Response to Blogs on Third Parties
It is election time again and it is time for people to start bashing Third Parties again. So, it is time for me to defend them again as a vital part of the process. One might could even argue as restrictions against third parties got tighter, the country as a whole got worse.
Rev. Mark Horne has a post up about his problem with the logic of Third parties. I could spend some time arguing about immigration and wondering if Rev. Horne is confusing the duty of the church to welcome people when they are a stranger and the job of the state, but that is a side point in this blog. Rev. Horne contends that to be a member of a Third party one has to renounce any and all compromise and thus any minor point of disagreement should chase one from that party. I am not sure that is the real motivation for Third parties. Are all members of the Constitution Party or the Libertarian Party saying that they agree 100% with their party and they would never deviate at all? Need I remind you that Congressman Bob Barr beat out super liberal Mike Gravel for the Libertarian Party nomination. These two do not exactly see eye to eye. In fact they are simply joined together by a fundamental commitment to the government staying out their personal business. Hardly the situation Rev. Horne describes. Besides, I think it also a leap in logic that one who accepts compromise must then accept so much compromise as to be stuck supporting one of the two major parties. Could he not support compromise and see that he compromises less by supporting Constitution Party? Is it not better to compromise less by only compromising on immigration and voting for the Constitution Party than compromising on taxes, ethics, foreign policy, the size and role of government, and executive power by voting for the Republican Party?
Andrew Sandlin also has an article up against Third Parites. His article is actually a quote from someone else. The claim is that Third parties are irrelevant. The author admits that these Third Parties do only two things. One is cipher off votes from the major candidates. And the second is stated as "they may provide an issue or a voting block that one of the major parties successfully woos before the next election."
YES!!!!! Someone finally gets it. It is amazing to me that this is listed in an article against Third Parties because this is the critical point. Third parties can reform the major parties, but only if you vote for them. Third parties call the major parties back to their roots. If the parties do not listen then they are eventually replaced. Most of the time they will listen. Take for example Ross Perot. He clearly cost George H.W. Bush the election in 1992. Perot ran and took votes out of the conservative base by running on governmental reform, lower taxes, balanced budgets, and less spending. Clinton gained the White House because people “threw away” their vote on Perot. However, in 1994 a bevy of new Republicans took control of the House and Senate on the Contract with America, which called for governmental reform, lower taxes, balanced budgets, and less spending. The House, which was the new guys for the most part, delivered on every part of the Contract. Eventually the budget was even balanced and a surplus created under Clinton. Do we really think that Perot had nothing to do with any of this? Clearly, at least Newt Gingrich was listening.

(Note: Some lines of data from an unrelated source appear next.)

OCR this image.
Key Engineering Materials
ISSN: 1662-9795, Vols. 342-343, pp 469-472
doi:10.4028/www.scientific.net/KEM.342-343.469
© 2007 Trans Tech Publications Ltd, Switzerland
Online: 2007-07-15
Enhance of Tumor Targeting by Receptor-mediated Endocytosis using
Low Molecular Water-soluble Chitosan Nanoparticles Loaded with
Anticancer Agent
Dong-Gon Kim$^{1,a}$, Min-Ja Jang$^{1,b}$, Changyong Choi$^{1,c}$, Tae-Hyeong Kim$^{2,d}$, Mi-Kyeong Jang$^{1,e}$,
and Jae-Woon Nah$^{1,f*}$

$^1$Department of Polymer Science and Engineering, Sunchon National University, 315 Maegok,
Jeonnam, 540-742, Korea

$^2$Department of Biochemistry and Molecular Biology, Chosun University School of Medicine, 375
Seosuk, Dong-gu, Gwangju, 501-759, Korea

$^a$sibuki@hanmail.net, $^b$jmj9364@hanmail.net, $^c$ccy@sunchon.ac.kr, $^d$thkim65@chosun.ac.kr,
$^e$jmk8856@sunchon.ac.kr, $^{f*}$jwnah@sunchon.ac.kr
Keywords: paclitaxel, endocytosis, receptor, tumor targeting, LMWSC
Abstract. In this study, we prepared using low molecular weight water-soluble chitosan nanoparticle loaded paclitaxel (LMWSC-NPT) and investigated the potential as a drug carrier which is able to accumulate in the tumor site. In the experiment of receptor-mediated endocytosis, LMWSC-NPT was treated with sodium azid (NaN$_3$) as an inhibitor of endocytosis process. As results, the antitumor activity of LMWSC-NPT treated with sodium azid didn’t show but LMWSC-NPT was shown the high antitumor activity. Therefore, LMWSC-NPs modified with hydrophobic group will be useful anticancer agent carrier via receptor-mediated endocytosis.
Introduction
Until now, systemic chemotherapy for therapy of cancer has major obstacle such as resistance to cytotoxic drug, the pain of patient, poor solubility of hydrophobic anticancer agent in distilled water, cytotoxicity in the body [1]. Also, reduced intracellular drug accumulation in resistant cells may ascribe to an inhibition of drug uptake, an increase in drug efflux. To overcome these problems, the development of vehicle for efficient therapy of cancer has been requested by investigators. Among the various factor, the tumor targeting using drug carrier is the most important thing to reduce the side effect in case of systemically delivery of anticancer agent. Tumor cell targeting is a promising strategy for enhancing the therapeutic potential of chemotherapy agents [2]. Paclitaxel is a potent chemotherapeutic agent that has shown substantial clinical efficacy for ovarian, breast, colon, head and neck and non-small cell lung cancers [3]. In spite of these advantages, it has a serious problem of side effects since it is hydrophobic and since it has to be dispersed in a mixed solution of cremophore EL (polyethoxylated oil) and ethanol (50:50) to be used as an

In the end, I think Third parties are not just the domain of the crazed fringe. Rather it should be the place that people run when the major parties ignore them and drift from their ideological roots. It is good to have these ideology-based parties so that the people can always have a voice. It is not all about winning. That is hard for a lot of people to believe, but it is not. The State will always be the State in the long run, and the Christian’s responsibility to the state is the same whether it is to Nero or to Constantine. It will never bring any real change. However, we do have an opportunity to make sure the candidates continue to focus on what is important to us by voting on what is important to us. That may mean voting for a Third party from time to time or
2 Comments:
So is your third party argument ultimately practical or ideological? A little of both, of course. But would you recommend voting for a third party if you had strong evidence that it would not affect the position of the major parties in subsequent elections? Or, to put it another way, would you recommend voting for a major party if you thought that one of the major candidates was so bad on a some issue that it was more important for that candidate to lose than for your third party to have another vote (a vote that would, in my hypothetical, make it more likely for the "bad" candidate to win)?
Moreover, if voting for a third party candidate is as strategic an act as you make it out to be, it must be important to clearly identify the reasons you're voting for the third party, so the major parties will know why they're losing your vote. For example, are you voting for the libertarian party because they're anti-war, because they favor lower taxes, because they favor legalization of drugs, or more generally because they're in favor of less government intervention? Anyway, this is an interesting line of thought.
I guess I consider my position a ideological position driven by practicalities. The main point is the ultimate victory of the idea, not a particular party. And I think it is okay for the really bad candidate to win if in the long run the other party accepts my idea, or position. In fact, I think it often has to happen.
And I would recommend voting for a third party even if strong evidence existed that it would not change the major parties. Because it has to start somewhere. It may not affect this election or the next, but sooner or later it will. And if neither party listens it may just lead to a new major party.